MONEY IS NOT ONLY ABOUT FINANCE, BUT CAN ALSO CONNECT PEOPLE EMOTIONALLY
Its often said that a person would treat financial matters or money matters in a way that he/she had learnt during childhood from his/her parents. So financial planners and advisors say that it is important for parents to teach their kids how they should handle money by demonstrating with examples. One of the main teachings that everyone should learn is about the value of money with time. Money possesses different value at different point of times. For example, Rs. 100 in your pocket when you have enough money may not be very high in value, but on the other hand if you are going through cash crunch then the value of Rs.100 would increase. This criteria applies to almost everyone: a child, a salaried person, businessman, retired parents and others.

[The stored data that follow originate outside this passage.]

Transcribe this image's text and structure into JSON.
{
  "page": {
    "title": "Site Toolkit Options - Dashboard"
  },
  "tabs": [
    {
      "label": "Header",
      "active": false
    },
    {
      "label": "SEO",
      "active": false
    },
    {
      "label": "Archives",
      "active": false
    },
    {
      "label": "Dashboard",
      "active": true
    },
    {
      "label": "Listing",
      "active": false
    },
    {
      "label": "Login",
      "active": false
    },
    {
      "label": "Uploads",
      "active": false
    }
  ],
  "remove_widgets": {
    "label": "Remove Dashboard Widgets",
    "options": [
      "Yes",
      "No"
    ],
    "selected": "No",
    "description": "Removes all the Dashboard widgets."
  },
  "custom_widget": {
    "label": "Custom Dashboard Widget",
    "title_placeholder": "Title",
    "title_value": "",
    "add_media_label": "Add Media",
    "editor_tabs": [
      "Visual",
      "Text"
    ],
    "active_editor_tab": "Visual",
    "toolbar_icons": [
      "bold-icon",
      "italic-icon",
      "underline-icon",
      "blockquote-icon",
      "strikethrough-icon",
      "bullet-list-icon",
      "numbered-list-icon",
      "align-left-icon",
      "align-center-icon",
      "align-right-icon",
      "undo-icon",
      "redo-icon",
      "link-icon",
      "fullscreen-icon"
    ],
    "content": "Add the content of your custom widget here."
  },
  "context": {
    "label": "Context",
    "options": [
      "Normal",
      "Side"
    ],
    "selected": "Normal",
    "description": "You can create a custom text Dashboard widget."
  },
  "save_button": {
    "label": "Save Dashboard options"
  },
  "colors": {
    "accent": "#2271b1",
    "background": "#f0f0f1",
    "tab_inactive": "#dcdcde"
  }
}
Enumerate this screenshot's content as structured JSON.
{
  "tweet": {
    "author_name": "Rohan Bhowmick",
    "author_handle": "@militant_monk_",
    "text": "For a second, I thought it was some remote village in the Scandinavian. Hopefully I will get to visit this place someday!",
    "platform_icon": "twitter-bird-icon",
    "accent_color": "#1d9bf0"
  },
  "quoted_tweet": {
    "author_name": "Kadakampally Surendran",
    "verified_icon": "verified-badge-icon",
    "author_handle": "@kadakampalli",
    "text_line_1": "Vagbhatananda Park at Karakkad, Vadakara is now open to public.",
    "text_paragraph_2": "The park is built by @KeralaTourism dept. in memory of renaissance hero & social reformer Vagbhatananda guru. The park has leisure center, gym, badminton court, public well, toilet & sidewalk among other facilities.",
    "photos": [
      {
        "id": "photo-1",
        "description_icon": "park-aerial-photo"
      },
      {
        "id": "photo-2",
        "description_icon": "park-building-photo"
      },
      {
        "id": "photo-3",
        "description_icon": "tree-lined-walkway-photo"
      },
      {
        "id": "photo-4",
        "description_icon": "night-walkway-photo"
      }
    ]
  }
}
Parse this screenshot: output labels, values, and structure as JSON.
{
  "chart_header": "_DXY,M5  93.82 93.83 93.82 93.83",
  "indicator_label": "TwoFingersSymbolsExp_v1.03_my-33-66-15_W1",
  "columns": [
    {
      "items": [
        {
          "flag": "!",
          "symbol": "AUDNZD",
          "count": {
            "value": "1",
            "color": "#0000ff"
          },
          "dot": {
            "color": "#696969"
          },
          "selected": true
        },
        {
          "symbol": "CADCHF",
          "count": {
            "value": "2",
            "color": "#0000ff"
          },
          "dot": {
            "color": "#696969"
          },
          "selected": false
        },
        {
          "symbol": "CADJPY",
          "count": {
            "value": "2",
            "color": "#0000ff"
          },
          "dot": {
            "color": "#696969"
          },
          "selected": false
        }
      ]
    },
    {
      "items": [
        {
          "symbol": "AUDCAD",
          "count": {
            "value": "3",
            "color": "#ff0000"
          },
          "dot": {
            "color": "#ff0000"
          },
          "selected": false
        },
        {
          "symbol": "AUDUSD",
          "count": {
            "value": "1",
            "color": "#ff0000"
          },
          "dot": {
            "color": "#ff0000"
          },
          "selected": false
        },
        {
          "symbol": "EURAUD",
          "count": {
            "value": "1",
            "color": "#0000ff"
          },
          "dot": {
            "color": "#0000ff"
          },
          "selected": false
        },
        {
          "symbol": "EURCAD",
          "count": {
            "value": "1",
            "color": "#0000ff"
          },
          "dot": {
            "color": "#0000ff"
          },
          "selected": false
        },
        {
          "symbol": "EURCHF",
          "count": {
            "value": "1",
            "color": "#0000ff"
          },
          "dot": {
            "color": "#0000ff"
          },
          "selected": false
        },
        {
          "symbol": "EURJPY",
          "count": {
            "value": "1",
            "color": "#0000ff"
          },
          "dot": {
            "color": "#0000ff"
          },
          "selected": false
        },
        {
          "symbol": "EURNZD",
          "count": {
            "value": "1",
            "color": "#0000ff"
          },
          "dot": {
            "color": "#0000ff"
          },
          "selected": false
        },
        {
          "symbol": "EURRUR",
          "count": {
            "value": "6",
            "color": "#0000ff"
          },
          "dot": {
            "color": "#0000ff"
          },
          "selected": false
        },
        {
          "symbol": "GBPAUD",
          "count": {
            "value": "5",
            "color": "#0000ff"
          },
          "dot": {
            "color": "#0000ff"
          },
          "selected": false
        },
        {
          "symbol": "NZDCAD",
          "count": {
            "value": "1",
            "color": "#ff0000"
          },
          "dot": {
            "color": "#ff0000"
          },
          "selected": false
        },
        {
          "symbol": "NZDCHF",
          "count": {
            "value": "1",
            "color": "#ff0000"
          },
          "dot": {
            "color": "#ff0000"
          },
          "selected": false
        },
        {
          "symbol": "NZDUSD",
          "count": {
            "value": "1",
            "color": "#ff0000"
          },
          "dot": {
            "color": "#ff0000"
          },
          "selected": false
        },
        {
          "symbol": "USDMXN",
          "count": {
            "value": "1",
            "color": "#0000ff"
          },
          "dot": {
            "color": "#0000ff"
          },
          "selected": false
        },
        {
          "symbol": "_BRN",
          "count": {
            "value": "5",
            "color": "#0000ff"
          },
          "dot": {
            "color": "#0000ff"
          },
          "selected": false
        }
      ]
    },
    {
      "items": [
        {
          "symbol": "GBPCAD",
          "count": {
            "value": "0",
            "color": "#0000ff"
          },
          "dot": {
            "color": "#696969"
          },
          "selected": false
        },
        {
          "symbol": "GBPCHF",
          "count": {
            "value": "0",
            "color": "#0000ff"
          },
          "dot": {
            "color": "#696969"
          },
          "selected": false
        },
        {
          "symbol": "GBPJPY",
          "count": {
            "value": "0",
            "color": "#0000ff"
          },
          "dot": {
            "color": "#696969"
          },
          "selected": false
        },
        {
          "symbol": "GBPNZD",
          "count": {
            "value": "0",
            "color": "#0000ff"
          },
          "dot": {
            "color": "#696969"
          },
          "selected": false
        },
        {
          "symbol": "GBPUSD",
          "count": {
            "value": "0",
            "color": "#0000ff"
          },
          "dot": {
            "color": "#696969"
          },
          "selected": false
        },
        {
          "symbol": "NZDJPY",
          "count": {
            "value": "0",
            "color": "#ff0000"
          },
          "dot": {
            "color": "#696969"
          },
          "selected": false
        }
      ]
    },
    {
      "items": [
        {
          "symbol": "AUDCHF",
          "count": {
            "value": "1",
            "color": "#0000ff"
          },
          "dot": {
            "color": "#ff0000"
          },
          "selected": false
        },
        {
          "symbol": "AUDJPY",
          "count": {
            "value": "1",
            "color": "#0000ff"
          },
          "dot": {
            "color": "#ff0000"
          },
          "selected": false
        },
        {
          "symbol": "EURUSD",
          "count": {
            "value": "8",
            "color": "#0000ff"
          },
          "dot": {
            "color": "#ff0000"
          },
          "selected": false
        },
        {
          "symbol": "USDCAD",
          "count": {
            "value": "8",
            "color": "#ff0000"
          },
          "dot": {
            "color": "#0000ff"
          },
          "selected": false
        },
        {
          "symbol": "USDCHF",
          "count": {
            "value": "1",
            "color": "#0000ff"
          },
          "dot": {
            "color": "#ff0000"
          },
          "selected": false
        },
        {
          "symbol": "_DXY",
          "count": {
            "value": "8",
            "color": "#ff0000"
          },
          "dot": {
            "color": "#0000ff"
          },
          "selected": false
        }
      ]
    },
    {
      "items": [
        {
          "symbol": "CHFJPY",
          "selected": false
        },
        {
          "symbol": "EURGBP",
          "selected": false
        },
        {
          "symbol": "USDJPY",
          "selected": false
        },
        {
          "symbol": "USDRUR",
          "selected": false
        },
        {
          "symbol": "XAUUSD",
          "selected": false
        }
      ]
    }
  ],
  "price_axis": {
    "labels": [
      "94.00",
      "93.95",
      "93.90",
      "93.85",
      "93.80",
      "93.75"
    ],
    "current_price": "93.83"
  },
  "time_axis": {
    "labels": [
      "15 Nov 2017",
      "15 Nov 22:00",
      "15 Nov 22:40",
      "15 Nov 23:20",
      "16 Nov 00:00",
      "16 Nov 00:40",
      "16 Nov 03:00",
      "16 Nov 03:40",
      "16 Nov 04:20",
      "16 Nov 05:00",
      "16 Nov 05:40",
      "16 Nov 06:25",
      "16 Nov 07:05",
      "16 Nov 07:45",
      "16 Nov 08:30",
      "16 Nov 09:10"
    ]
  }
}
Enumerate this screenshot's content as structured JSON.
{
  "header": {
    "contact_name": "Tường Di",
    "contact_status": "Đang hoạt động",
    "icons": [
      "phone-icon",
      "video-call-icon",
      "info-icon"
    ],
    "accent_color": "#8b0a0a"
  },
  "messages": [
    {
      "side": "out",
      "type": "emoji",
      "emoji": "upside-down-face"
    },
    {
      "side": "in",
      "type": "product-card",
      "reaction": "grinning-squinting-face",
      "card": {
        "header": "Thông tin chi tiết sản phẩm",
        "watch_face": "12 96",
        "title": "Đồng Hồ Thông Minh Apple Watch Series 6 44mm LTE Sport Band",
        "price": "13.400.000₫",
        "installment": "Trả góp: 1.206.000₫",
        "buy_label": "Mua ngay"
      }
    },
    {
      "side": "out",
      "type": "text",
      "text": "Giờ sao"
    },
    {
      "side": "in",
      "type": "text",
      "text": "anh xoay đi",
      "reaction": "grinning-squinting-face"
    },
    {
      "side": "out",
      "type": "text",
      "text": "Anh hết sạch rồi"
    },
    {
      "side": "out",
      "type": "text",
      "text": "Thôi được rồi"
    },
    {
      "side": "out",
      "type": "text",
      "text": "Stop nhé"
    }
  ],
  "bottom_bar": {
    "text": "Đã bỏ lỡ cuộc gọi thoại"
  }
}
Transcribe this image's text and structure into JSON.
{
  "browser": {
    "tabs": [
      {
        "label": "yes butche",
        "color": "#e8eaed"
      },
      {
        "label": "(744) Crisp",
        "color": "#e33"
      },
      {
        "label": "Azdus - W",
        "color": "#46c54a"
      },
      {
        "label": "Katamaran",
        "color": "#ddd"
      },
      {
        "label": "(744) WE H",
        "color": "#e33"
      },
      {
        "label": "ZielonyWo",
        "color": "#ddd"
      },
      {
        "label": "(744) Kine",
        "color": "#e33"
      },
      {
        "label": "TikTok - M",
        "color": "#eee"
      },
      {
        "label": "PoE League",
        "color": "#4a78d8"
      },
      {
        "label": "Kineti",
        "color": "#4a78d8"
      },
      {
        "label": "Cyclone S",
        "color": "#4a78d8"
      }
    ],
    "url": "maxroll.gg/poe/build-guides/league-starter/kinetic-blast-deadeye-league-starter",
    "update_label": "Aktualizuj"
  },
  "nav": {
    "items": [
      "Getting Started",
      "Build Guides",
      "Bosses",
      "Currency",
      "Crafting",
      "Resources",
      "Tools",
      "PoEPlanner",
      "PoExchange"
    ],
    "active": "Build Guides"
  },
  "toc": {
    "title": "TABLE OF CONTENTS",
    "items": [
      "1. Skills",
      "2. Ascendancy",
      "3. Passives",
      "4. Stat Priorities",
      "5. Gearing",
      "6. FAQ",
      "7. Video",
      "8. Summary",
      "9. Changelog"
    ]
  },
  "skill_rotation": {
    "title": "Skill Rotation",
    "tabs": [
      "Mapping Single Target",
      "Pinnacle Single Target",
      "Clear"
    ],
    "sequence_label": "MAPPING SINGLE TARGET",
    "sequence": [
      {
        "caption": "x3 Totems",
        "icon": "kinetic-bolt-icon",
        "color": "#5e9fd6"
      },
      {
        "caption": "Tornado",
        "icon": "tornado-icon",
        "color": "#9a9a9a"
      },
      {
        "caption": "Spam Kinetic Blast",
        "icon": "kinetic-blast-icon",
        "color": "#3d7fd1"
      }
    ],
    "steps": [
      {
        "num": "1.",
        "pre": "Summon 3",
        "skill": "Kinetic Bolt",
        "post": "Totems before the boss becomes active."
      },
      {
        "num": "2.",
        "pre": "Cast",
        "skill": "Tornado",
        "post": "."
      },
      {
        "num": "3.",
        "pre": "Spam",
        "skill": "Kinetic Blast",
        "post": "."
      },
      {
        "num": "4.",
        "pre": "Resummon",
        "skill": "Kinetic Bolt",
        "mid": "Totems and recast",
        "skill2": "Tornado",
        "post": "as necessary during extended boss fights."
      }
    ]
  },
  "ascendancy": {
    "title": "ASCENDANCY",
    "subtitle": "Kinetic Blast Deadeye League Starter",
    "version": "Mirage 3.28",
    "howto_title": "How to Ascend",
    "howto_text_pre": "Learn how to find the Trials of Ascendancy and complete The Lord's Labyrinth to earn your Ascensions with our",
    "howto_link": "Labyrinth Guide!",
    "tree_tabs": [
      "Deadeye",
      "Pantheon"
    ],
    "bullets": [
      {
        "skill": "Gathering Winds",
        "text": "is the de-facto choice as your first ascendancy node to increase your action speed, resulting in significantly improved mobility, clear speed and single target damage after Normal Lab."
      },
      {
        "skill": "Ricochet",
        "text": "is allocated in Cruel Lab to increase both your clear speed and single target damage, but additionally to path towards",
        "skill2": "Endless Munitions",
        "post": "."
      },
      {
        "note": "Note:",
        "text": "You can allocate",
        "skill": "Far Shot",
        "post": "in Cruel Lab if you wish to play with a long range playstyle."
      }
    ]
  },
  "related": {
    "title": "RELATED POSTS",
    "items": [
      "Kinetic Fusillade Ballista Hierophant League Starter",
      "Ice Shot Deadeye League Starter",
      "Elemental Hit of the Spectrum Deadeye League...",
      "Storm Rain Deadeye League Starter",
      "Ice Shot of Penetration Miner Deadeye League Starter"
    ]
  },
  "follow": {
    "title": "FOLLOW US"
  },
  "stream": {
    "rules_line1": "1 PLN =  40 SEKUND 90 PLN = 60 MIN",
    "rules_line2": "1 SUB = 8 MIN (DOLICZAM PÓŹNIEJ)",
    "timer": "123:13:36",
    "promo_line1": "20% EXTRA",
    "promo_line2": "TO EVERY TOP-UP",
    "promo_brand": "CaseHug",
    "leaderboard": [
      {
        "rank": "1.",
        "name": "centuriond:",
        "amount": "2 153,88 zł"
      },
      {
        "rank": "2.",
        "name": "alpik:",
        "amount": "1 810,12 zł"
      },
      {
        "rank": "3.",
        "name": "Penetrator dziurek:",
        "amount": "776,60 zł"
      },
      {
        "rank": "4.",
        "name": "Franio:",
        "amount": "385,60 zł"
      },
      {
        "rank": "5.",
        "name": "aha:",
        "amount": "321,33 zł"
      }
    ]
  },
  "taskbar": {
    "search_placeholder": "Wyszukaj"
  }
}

Value of money changes with time. So its very important to differentiate between needs and wants so as to put your money to the best use and to derive maximum value from it. According to some financial planners, if you want to buy something, give yourself 2-3 weeks time before you actually buy the thing. Within this time, if you are able to do without the thing that you want to buy and at the same time you are quite comfortable, then the thing you want is not a need but a want. Parents should teach this difference to their kids. The value of money goes up for a retired person as they have limited income. According to us, at this juncture, giving them something they require could strengthen the emotional connects between parents and their children. Lately, mutual funds have come up with a solution for working people to set up a mechanism so that if they are unable to transfer money to their parents account on time, due to their busy schedules or any other reason, they need not worry.The fund houses, through technological innovations in the banking space, can take care of the same Here, the investor has to first invest in mutual fund preferably in a MIS (monthly income scheme) and then give a mandate for a systematic withdrawal plan (SWP) mandate to the fund house. While the investments are in the name of the working person, the money withdrawn at regular intervals through MIS or SWP would be transferred to parents account at pre-fixed intervals. So it will solve the dual purpose of building wealth as well as emotional and financial satisfaction among parents. In the currently changing social structure where nuclearization of families is on the rise, such a plan could strengthen the emotional connect with the family.